I've checked this (numerically); its complexity is an indication that what we're doing here is somewhat unphysical — more on that later. Once we've found the root of the quartic polynomial above, we can retrieve the necessary 'angles' for our integral for \( Q_{in} \):

\[ \theta=\textrm{atan2}\left(\frac{-(P-P_0)}{b},\frac{V-V_0}{a}\right) \]

Interestingly, there are actually conditions in which the sign of \( dQ/d\theta \) changes four times (we are dealing with a quartic, after all), but these only happen when the cycle is very close to one of the axes.

Example

We choose \( P_0=2 \), \( V_0=3 \), \( a=2 \), \( b=1 \), \( f=3\implies \gamma=\frac{5}{3} \), and \( n=R=1 \). Then our roots are:

\[\begin{align} P_{dQ=0}&=\textrm{Roots}\left[ \frac{256}{9}y^4-\frac{1408}{9}y^3 + \frac{2593}{9}y^2 - 212y + 63 \right] = \{1.8342, 2.4950\} \\ \implies (\theta_1, \theta_2) &= (2.9750\ \textrm{rad}, 5.7654\ \textrm{rad}) \end{align} \]
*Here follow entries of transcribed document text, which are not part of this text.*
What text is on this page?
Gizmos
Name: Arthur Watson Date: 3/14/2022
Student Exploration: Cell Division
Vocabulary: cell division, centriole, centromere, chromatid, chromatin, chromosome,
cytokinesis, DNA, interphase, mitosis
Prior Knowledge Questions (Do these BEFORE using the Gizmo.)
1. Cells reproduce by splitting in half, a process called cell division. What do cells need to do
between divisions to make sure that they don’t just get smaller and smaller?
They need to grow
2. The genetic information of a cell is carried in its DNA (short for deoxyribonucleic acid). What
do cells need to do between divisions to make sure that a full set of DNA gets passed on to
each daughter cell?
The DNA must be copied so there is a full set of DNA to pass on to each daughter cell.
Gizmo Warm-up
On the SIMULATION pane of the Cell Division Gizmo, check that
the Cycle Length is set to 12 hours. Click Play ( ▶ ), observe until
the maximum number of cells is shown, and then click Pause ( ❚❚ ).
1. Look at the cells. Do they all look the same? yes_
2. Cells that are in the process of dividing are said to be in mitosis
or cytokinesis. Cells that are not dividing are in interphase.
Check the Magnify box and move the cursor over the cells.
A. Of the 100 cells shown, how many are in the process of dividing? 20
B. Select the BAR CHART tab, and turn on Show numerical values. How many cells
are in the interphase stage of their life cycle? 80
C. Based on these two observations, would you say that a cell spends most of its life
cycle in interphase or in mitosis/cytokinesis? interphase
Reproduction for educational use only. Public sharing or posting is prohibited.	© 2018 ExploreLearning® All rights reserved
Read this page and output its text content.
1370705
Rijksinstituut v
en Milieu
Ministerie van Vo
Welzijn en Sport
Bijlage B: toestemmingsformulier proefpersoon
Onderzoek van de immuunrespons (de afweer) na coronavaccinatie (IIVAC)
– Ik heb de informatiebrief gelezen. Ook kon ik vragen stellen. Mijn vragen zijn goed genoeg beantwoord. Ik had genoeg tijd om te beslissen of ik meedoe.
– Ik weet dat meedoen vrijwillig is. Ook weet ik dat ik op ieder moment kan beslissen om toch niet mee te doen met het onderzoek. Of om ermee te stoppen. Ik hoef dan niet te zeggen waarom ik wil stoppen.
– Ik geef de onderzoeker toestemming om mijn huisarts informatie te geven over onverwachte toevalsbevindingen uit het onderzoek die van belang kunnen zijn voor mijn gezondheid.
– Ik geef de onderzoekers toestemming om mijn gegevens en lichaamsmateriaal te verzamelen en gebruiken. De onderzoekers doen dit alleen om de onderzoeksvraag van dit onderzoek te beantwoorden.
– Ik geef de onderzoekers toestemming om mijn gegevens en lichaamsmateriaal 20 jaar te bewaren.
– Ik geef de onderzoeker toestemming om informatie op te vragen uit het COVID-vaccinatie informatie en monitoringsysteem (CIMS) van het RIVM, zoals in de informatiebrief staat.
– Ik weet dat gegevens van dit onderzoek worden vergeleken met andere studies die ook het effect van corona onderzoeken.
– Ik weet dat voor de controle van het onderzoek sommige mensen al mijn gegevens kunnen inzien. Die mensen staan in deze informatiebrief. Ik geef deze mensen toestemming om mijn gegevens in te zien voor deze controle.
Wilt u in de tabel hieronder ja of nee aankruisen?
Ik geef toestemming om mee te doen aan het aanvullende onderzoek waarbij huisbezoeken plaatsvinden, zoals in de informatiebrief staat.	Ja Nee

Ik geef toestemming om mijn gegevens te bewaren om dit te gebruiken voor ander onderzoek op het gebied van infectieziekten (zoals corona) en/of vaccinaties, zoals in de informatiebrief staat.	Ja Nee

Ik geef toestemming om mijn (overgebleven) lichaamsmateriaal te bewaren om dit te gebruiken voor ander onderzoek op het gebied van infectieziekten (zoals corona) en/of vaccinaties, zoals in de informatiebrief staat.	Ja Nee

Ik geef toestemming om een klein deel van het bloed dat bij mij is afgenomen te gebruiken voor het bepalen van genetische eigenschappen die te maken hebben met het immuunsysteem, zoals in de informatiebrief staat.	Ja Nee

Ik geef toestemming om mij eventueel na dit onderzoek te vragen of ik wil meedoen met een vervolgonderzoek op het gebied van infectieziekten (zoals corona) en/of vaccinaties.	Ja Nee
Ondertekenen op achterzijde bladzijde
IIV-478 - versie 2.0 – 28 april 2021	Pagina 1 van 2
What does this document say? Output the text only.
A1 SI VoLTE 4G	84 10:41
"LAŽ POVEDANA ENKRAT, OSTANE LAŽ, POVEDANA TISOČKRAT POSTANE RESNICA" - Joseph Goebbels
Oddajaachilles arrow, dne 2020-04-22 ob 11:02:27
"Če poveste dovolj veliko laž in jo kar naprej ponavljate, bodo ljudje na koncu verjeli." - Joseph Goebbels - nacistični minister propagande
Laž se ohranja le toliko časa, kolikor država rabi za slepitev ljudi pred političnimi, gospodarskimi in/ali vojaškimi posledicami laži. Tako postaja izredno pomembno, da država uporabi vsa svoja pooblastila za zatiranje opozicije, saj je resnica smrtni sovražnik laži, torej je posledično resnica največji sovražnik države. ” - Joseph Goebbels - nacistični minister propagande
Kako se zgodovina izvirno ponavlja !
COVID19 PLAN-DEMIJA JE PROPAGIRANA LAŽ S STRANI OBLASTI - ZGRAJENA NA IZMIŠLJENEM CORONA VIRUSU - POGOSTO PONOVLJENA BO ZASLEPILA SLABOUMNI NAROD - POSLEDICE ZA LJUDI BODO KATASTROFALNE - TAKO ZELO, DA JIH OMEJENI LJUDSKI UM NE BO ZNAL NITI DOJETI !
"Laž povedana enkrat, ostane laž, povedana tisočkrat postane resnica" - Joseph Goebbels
Using these values, we determine:

\[ \begin{align} Q_{in}&=\int_{\theta_1}^{\theta_2} \left[\frac{5}{3}(2-\sin\theta)(-2\sin\theta)+(3+2\cos\theta)(-\cos\theta)\right] dt = 25.381 \\ W&=-2\pi=-6.2832 \\ \eta &= \left|\frac{W}{Q_{in}}\right|=0.24756 \end{align} \]

So the efficiency of this elliptical cycle is about 25%! For reference, the Carnot efficiency of this cycle is roughly 85%.

In the Real World

There isn't much we can do with an ideal gas. Our options are:

1. Compress or expand it (with perfect or no insulation)
2. Heat it up or cool it down (with fixed volume or pressure)
3. Some combination of 1 and 2

1 and 2 contain all of the 'classic' quasistatic processes you'll see in a textbook (isothermal, adiabatic, etc.). However, they are practically impossible to do in the real world. Real processes (e.g. those in actual engines) can only be accurately described by 3. Additionally, faster processes are (typically) less quasi-static, and it is difficult to justify approximating them with a single line on a PV diagram.

This is why introductory thermodynamics classes only concern themselves with those few traditional processes: if your path isn't one of them, you're probably not dealing with a quasi-static system. However, we can still put sensors in an engine and make PV diagrams using the resulting data. And actually, these diagrams tend to resemble elliptical blobs more than their angular, ideal counterparts.

Real cycles have curves!

Practically, you can expect these diagrams are analyzed with numeric methods, and that efficiencies can be calculated directly from fuel intake and power output. But it's still fun to consider the analytical side of things occasionally!